Welcome to the cutting edge of radio and optical science, TeraHertz Rays, or T-rays, discovered a century ago, but developed into a useable technology only within the last few years and about to be showcased by an international conference in Australia this week.
Leading scientists from Australia, the United States, Europe and Asia will share the latest advances in the technology at the conference, sponsored by the Australian government's Defence Science and Technology Organisation (DSTO) at Adelaide University on Thursday and Friday.
One of the principal speakers will be the acknowledged "father" of T-rays, professor Xi-Cheng Zhang of New York's Rensselaer Polytechnic Institute, who has spent more than 20 years developing them.
Recognised as a difficult area of physics, T-rays are described as emissions between infrared and microwaves.
"Most molecules vibrate in the terahertz frequency, so if you can detect them with T-rays, you can get a very good 'fingerprint'," conference organiser, Adelaide University professor Derek Abbott said in a statement on Tuesday.
"T-rays pass through things like food packaging, clothing, plastic and cardboard enabling us to analyse what is inside.

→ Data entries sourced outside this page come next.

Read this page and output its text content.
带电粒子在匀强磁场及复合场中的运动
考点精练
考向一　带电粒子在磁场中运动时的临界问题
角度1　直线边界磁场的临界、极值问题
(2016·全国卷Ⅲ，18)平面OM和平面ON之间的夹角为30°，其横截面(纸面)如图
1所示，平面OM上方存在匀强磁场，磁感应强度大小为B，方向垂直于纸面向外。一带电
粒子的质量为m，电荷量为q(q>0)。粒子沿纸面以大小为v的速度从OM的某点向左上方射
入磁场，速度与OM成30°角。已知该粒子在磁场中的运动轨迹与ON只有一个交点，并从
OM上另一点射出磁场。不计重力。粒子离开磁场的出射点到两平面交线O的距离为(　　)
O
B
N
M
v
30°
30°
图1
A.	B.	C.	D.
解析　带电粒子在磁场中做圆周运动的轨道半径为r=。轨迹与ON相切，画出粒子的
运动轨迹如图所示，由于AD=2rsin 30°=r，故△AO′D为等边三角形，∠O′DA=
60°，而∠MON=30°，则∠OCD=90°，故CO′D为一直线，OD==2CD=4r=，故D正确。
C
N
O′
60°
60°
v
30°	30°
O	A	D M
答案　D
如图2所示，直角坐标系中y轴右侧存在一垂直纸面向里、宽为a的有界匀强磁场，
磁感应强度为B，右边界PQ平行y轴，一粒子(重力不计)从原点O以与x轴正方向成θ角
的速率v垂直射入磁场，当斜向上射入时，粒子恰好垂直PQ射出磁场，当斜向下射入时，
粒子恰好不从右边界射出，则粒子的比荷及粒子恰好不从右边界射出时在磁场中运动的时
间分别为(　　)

"This means they can be used to detect and identify weapons of metal or plastic, illicit drugs or biological hazards like anthrax, even if they were hermetically sealed.
Abbott continued: "You can find out much more about the substance than you would with optical, infrared or x-ray imaging, and this helps to identify it precisely."
Because T-rays are low energy, they are also safe to use around people, unlike X-rays.
He added: "One of the most important recent discoveries is that T-rays can also be used to detect cancer. Australia is part of the big scientific race to find out why."
Scientists believe that due to their low penetrating power of the human body, T-rays would probably be used to scan the outer skin or, on endoscopes, to scan the bowel and other organs for early signs of cancer.
Abbott said the potential applications of T-rays are huge, from food safety and quality monitoring, to disease detection, airport security, postal scans for drugs, explosives or bio-weapons, military threat detection and medical diagnosis.